KALIMAT AKTIF DAN KALIMAT PASIF
Sunday, 8 May 2016
Add Comment
KALIMAT AKTIF DAN KALIMAT PASIF
A. Pengertian Kalimat Aktif Dan Kalimat Pasif
KALIMAT AKTIF DAN KALIMAT PASIF. Pembicaraan
tentang kalimat aktif dan kalimat pasif tentunya
bukanlah sebuah pembicaraan yang baru. Aktif dan pasif barang kali sudah kita
kenal sejak kita duduk di bangku sekolah dasar. Namun ternyata dekatnya teori
tentang kalimat aktif dan kalimat pasif tidak membuat kita paham dengan
kedua kalimat tersebut secara mendalam. Masih sering kita menjumpai kesalahan pengubahan
kalimat aktif menjadi kalimat pasif. Apalagi dalam analisis fungsi
kalimat. Kita sering kebingungan menentukan pola fungsi yang terjadi pada
kalimat aktif dan kalimat pasif serta perubahannya.

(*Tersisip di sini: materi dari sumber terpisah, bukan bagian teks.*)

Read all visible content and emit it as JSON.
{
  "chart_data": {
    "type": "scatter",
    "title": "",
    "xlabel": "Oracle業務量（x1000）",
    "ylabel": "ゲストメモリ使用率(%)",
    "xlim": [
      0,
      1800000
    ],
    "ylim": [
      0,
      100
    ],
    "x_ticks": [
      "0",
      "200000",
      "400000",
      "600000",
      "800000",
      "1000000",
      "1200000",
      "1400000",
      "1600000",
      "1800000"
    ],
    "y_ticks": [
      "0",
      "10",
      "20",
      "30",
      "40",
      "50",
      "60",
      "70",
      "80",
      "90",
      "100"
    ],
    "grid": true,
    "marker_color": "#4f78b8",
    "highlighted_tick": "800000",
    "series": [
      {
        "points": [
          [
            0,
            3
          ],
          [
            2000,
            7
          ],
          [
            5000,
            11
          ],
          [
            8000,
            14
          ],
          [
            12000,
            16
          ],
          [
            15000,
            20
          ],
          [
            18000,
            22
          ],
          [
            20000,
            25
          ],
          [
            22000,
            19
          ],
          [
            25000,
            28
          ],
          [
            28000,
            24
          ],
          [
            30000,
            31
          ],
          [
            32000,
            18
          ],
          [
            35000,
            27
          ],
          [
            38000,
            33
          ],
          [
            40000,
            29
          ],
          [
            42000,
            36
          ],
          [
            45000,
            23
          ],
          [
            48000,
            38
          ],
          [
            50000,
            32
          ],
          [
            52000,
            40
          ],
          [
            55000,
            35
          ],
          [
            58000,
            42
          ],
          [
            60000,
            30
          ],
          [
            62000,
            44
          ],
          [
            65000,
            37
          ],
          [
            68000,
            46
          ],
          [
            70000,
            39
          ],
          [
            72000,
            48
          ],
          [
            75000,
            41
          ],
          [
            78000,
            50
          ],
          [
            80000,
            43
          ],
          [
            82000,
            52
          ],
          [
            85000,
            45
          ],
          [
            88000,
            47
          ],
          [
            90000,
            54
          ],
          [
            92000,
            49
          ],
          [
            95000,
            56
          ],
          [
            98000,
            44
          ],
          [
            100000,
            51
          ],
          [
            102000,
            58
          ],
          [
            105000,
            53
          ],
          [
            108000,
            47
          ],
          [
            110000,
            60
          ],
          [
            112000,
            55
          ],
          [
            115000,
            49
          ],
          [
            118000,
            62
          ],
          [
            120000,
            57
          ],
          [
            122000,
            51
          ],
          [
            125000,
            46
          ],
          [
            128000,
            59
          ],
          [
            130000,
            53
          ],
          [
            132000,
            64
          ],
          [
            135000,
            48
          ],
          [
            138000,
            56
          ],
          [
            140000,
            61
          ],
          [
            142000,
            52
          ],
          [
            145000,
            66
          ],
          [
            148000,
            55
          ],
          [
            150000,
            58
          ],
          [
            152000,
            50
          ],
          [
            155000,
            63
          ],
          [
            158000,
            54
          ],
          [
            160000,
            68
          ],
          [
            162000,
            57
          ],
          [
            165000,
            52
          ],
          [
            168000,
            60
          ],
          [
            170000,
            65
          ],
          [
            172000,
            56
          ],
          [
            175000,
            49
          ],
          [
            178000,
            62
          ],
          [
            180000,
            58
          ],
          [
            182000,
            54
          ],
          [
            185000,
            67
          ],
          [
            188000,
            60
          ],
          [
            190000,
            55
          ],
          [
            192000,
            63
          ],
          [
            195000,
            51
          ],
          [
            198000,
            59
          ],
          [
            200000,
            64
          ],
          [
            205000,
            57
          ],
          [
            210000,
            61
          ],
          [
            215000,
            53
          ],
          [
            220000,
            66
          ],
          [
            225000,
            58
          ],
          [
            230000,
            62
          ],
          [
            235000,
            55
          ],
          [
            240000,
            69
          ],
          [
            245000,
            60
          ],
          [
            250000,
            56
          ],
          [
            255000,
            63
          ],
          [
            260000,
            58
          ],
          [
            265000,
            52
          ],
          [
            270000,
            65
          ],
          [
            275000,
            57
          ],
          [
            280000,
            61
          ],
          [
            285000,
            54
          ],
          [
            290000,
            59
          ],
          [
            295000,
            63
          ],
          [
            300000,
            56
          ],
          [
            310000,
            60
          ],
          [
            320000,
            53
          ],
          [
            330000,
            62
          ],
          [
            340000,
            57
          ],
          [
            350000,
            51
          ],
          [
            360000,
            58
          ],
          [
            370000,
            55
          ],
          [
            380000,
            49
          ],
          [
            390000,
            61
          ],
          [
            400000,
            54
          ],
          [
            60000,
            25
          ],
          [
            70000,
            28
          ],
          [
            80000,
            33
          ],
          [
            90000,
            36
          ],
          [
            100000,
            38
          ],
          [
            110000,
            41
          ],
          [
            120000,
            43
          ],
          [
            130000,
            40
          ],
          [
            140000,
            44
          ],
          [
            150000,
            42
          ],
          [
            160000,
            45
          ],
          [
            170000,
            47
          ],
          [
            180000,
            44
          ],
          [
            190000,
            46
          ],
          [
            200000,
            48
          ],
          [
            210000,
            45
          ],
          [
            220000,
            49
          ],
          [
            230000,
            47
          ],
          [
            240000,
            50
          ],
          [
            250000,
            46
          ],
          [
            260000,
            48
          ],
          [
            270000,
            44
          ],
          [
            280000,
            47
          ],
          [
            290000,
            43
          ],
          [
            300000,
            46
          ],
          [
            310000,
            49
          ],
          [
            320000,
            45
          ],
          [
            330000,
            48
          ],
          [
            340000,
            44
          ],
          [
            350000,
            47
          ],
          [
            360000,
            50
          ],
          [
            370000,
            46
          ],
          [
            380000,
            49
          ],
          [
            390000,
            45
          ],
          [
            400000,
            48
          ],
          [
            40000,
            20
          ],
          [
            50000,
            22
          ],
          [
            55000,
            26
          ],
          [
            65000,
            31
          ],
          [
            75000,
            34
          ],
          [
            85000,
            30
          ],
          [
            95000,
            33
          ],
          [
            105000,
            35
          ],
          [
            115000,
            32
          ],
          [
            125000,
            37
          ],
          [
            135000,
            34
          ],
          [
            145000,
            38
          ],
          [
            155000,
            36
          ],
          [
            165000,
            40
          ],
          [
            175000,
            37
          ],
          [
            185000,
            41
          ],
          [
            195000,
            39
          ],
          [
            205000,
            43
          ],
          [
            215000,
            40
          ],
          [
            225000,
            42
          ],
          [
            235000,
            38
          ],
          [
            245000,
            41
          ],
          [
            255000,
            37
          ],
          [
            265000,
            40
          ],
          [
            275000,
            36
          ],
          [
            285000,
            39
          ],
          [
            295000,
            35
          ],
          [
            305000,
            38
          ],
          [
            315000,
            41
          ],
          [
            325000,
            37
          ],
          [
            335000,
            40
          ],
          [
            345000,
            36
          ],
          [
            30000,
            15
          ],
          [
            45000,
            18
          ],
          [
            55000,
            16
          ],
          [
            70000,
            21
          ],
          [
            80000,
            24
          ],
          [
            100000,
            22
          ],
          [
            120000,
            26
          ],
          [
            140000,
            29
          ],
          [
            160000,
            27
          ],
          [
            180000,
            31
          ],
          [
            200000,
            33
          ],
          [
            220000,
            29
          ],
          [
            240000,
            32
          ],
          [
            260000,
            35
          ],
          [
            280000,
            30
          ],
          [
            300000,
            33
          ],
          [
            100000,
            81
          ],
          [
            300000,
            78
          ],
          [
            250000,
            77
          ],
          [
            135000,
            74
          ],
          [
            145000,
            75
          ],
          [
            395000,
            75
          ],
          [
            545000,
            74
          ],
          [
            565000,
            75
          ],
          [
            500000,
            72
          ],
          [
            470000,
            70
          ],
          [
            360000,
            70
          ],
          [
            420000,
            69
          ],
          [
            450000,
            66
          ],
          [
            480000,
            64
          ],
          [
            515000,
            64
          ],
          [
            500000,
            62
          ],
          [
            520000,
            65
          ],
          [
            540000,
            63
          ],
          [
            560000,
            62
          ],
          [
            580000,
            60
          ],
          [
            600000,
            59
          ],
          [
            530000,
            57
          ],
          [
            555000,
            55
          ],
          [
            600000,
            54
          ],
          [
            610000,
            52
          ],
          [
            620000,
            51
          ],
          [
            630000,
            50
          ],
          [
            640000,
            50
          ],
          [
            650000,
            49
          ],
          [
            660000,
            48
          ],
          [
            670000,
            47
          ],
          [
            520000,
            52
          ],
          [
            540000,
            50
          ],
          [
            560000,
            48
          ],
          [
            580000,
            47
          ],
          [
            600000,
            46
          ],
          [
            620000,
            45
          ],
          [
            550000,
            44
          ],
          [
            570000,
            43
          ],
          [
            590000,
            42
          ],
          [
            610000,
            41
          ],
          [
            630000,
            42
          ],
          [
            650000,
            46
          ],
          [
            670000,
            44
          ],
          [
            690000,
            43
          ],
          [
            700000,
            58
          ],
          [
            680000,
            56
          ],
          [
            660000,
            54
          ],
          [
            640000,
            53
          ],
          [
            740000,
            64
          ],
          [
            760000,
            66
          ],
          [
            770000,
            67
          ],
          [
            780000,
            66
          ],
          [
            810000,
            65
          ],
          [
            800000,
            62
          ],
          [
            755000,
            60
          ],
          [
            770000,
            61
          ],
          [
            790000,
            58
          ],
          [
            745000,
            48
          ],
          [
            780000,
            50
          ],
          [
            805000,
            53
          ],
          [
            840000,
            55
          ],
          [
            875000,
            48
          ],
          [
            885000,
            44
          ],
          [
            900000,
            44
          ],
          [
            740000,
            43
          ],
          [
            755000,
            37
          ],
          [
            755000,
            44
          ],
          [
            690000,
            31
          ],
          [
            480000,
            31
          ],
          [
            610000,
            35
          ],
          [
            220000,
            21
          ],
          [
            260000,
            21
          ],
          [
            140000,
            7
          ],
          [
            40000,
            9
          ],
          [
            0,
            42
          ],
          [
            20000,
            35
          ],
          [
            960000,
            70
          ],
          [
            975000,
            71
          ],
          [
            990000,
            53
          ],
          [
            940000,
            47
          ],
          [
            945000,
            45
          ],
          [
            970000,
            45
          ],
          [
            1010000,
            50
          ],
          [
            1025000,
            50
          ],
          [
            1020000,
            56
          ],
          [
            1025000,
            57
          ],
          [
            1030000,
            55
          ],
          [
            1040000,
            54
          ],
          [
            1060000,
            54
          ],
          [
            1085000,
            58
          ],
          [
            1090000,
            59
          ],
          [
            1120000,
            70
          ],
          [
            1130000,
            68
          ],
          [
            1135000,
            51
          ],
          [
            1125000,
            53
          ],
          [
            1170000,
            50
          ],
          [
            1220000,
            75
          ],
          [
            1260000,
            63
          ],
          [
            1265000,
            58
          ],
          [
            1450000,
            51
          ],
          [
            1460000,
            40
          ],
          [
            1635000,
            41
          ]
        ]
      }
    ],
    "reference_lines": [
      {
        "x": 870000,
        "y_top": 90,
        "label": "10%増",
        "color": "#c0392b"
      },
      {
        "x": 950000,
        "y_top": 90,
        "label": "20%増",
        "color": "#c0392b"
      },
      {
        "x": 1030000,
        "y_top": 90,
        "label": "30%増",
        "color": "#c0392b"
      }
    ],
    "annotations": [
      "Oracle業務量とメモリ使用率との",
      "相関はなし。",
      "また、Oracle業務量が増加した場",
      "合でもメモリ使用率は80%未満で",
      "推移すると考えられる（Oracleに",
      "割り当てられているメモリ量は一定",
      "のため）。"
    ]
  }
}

Kalimat aktif dan pasif sering menjadi
perbincangan. Perbincangan tersebut sering berubah menjadi sebuah
pertentangan. Materi yang dipertentangkan bermacam-macam, di antaranya
yang berkaitan dengan konsep kalimat aktif dan kalimat pasif,
pembentukan kalimat pasif dari kalimat aktif, dan penentuan peran-peran fungsi
sintaksis dalam sebuah kalimat aktif maupun kalimat pasif. Tidaklah
terlalu mengherankan apabila pertentangan itu terjadi. Sebenarnya, pokok
permasalahannya adalah karena perbedaan sudut pandang semata. Dalam segala hal,
sebuah objek akan dipahami secara berbeda-beda apabila sudut pandangnya
berbeda-beda.
Demikian juga tentang kalimat aktif dan kalimat pasif ini.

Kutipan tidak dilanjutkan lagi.